Temperatures across the U.S. this winter have set record lows or come close, putting workers in construction, commercial fishing, maritime and agriculture at risk.
OSHA's Cold Stress Card provides a quick reference guide and recommendations on how to protect workers. Among the tips:
Recognize environmental and workplace conditions that can be dangerous.
Learn the signs and symptoms of cold-induced illnesses/injuries and what to do to help workers.
Train workers about cold-induced illnesses and injuries.
Encourage workers to wear proper clothing for cold, wet and windy conditions, including layers so they can adjust to changing conditions.
Be sure that workers take frequent short breaks in warm dry shelters to allow the body to warm up.
Try to schedule work for the warmest part of the day.
Avoid exhaustion or fatigue, because energy is needed to keep muscles warm.

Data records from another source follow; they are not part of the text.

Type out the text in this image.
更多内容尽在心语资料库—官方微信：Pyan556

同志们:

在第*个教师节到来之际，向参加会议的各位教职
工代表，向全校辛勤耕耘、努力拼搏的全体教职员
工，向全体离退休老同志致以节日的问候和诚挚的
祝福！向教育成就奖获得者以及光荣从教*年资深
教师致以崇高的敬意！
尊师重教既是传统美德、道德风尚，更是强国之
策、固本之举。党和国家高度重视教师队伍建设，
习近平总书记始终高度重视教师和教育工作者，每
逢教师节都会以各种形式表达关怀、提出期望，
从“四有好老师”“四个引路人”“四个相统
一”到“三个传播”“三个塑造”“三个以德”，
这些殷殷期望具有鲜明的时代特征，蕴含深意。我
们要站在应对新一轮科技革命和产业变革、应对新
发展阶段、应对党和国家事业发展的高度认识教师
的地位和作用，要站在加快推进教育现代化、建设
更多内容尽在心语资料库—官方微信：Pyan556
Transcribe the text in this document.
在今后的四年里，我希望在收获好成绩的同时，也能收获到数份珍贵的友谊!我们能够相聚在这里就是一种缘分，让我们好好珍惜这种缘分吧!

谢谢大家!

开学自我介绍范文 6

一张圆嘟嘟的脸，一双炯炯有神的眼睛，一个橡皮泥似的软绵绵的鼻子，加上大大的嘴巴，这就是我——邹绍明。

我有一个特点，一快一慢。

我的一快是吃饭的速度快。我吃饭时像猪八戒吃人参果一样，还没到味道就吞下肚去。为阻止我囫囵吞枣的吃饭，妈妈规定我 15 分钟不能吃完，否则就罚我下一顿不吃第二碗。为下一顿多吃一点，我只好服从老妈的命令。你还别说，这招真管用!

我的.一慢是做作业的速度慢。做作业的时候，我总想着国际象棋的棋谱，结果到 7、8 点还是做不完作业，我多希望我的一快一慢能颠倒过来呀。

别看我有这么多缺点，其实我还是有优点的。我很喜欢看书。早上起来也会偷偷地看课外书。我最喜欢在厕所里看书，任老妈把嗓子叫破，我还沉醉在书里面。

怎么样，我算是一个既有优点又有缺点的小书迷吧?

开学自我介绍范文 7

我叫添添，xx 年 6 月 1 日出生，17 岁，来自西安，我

Use the buddy system - work in pairs so that one worker can recognize danger signs.
Drink warm, sweet beverages (sugar water, sports-type drinks) and avoid drinks with caffeine (coffee, tea, sodas or hot chocolate) or alcohol.
Eat warm, high-calorie foods such as hot pasta dishes.
Remember, workers face increased risks when they take certain medications, are in poor physical condition or suffer from illnesses such as diabetes, hypertension or cardiovascular disease.